When I'm not with you it's like my heart has been ripped out of my chest, and the only way for the pain to subside is to be around you, to be with you. I hate showing feelings, you know this as well as I. Yet, I can't help showing how I really feel when I'm around you. You make me want to be a better person than I have ever been. I never deserved your friendship, and I know I never had your love. I wish that I did have your love, but I never told you how I felt. I had never been so scared in my whole life, that night. Watching my first watcher be tortured to death, going home to find that my mom had been killed, and almost being killed that same night; none of that compared to how I felt the night I killed Allen.

You have to trust that I never really meant to do any of it. I got caught up in the moment, my adrenaline was pumping through my veins, and I didn't think it all the way through. I heard you scream for me to stop, just as the stake pierced his skin. Yet, even with my slayer reflexes, I wasn't able to stop the stake from piercing his heart. I wish to Goddess that I had. I really do! He died by my hands. I'll always see his eyes as the stake ripped into his body, into his heart. Those eyes are burned into my head forever; I will never be able to wash his blood off of my hands. I realize that.
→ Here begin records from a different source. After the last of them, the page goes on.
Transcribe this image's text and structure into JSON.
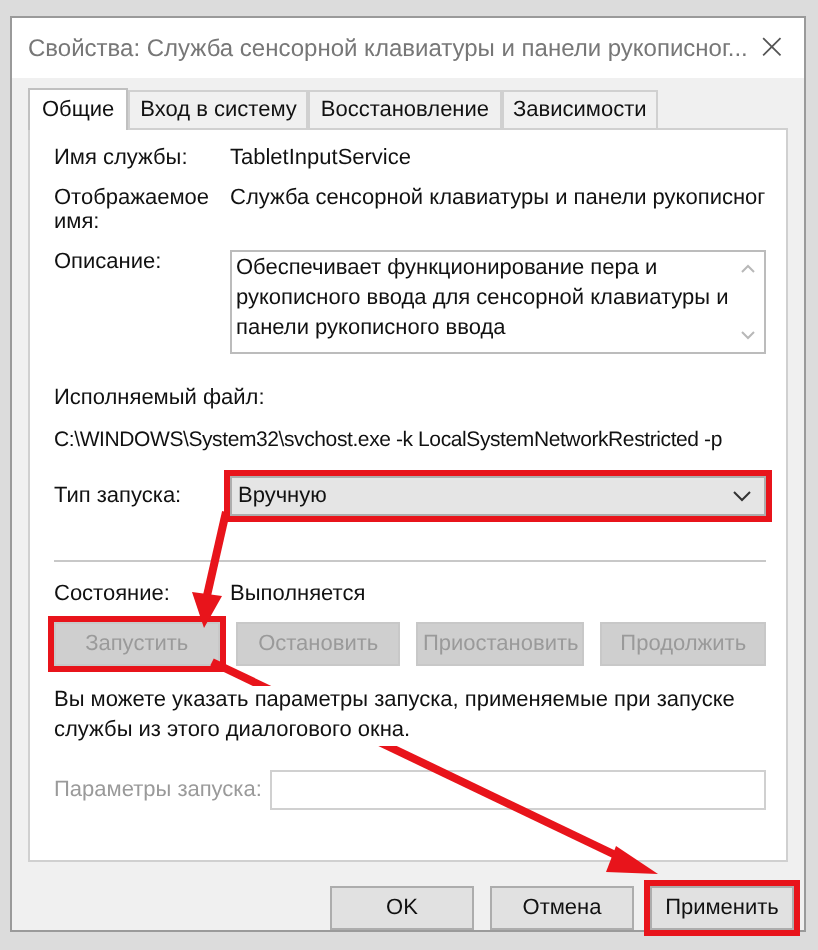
{
  "window": {
    "title": "Свойства: Служба сенсорной клавиатуры и панели рукописног...",
    "close": "×"
  },
  "tabs": [
    {
      "label": "Общие",
      "selected": true
    },
    {
      "label": "Вход в систему",
      "selected": false
    },
    {
      "label": "Восстановление",
      "selected": false
    },
    {
      "label": "Зависимости",
      "selected": false
    }
  ],
  "service_name": {
    "label": "Имя службы:",
    "value": "TabletInputService"
  },
  "display_name": {
    "label": "Отображаемое имя:",
    "value": "Служба сенсорной клавиатуры и панели рукописног"
  },
  "description": {
    "label": "Описание:",
    "value": "Обеспечивает функционирование пера и рукописного ввода для сенсорной клавиатуры и панели рукописного ввода"
  },
  "executable": {
    "label": "Исполняемый файл:",
    "value": "C:\\WINDOWS\\System32\\svchost.exe -k LocalSystemNetworkRestricted -p"
  },
  "startup_type": {
    "label": "Тип запуска:",
    "value": "Вручную",
    "highlighted": true
  },
  "status": {
    "label": "Состояние:",
    "value": "Выполняется"
  },
  "service_buttons": [
    {
      "label": "Запустить",
      "disabled": true,
      "highlighted": true
    },
    {
      "label": "Остановить",
      "disabled": true,
      "highlighted": false
    },
    {
      "label": "Приостановить",
      "disabled": true,
      "highlighted": false
    },
    {
      "label": "Продолжить",
      "disabled": true,
      "highlighted": false
    }
  ],
  "hint": "Вы можете указать параметры запуска, применяемые при запуске службы из этого диалогового окна.",
  "start_params": {
    "label": "Параметры запуска:",
    "disabled": true
  },
  "dialog_buttons": [
    {
      "label": "OK",
      "highlighted": false
    },
    {
      "label": "Отмена",
      "highlighted": false
    },
    {
      "label": "Применить",
      "highlighted": true
    }
  ]
}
I also take full responsibility for my actions.

As much as you think it can't be true, I have changed. After everything I have put you through, I only really have this letter to explain things to you. I'm so SORRY!!!! I know it doesn't mean much to you now. After trying to kill Angel, torturing Willow and Xander, after I had the chance to kill your mom (I'm so sorry she died. If things would have been different I would have considered her as the first real mom I ever had!), after I killed Allen, and all of the other people I have hurt, I don't expect you to feel anything but anger and revulsion, betrayal and disgust. I really am sorry, though.

I don't want to whine and say how horrible my childhood was, and I don't want to make it seem like it's the reason I went rouge, but the reality of the matter is:

My childhood was never that. Growing up I was beat, I was told after each hit that no one would love me, that no one should love me. After I'd regain conciseness they would tell me all the ways in which I was worthless, dirty, a whore, and deserved to die. When I was four or five I spilled a glass of milk on the kitchen table, one night during dinner; which, in itself was a rarity, what with my mom being gone all the time and wasting all the money on drugs and alcohol. She beat me till I could barely hear anything over the ringing in my ears. The one thing I did hear, though, was my mother saying that if I EVER screwed up again, that she would find me, she would hunt me down, and she would kill me.
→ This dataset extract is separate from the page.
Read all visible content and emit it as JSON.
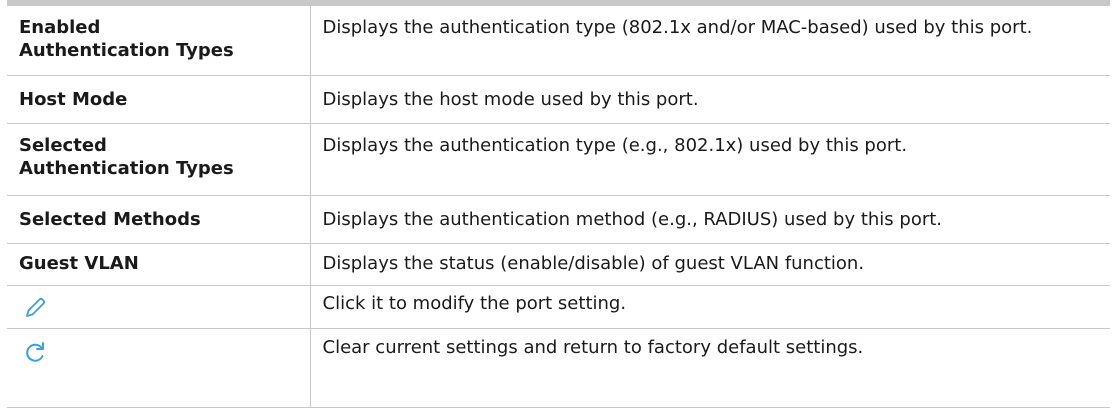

Maybe that's why I went to the Mayor. He promised me protection; from my mom, the cops, the council, you, and most importantly protection from my self. At a very young age I took up cutting. It used to be the only thing that made me feel alive. It felt good to know that I was in control for once. I was in control of how deep I went, how long the cuts were, and how much I made it hurt. It sounds childish, but growing up it was the only thing that felt real. I knew that my family was different from other kids'. I would go to school with bruises, broken bones and cuts all over my body, from my parents and their friends. I didn't see any of my classmates coming to school with injuries like mine, not once, not ever! The teachers never asked what was going on, and I never told anyone about it. Not until now at least. I trust you, though, you my sister slayer. I trust you enough to tell you all of these things and it kills me to know you don't care.

I have a scar, one that you put there when you stabbed me in the gut with my own dagger. I don't blame you, not one bit, not at all. In many ways I'm glad you did what you did. You showed me that you hated me, just as much as I hated myself. You really did save me that night, though. It was as if my life became so clear after that moment when the blade slid into me, like a steak knife cutting through butter. I never felt the pain from the dagger. The only pain I felt after that was the pain I saw in your eyes. The pain caused by the fact that I betrayed you. After everything I had put you and The Scoobies through, I feel that I deserve every bad thing happening to me from now on. I will never forget the look in your eyes that night. It kills me to know that I have hurt you. It sickens me to no end.

I know we never really had a chance to become good friends. The night at the Bronze, you know which night I'm talking about. That night, I felt that we had shared something, anything, I don't know what it was but I know you felt it, too. There was something about that night that made me realize how much I wanted to be in your life, how much I wanted to be with you. When we were dancing I felt like everyone melted away and it was just the music, you, and I. Every time we brushed against each other a jolt of electricity was sent through my body. I had never felt that with anyone before. Nor have I ever felt that feeling since. We turned all the dance offers down, we only danced with each other. Through out the night we began to move closer to each other until we were grinding against each other. You made me feel. You made me feel like I had a right to live; like I actually meant something. That's why after the Allen incident, I pulled away. I was scared to death that you would want to kill me; that you would want to beat me for being a bad girl. I didn't think that I would ever live through that kind of torture. I am so sorry I didn't accept your helping hand. I know now that I should have.

I need to ask you for something. Something I know I don't deserve, and something I feel I will never deserve. B, Buffy, I know you don't like me, I know you most certainly don't love me. I know you probably haven't even finished reading this letter, being too disgusted to read further than the top line reading, "B". Yet, I feel I have to ask you anyways. Will you forgive me? I'm not saying you have to forgive me now or anything. I'm just wondering if you could ever forgive me. I really need to know, B, your opinion, your approval and forgiveness really mean the most to me right now. Not only because you're my fellow slayer, but because… I love you. Please, please write back. Write about anything you want, but please give me an answer either way.

F.L.

Incarcerated.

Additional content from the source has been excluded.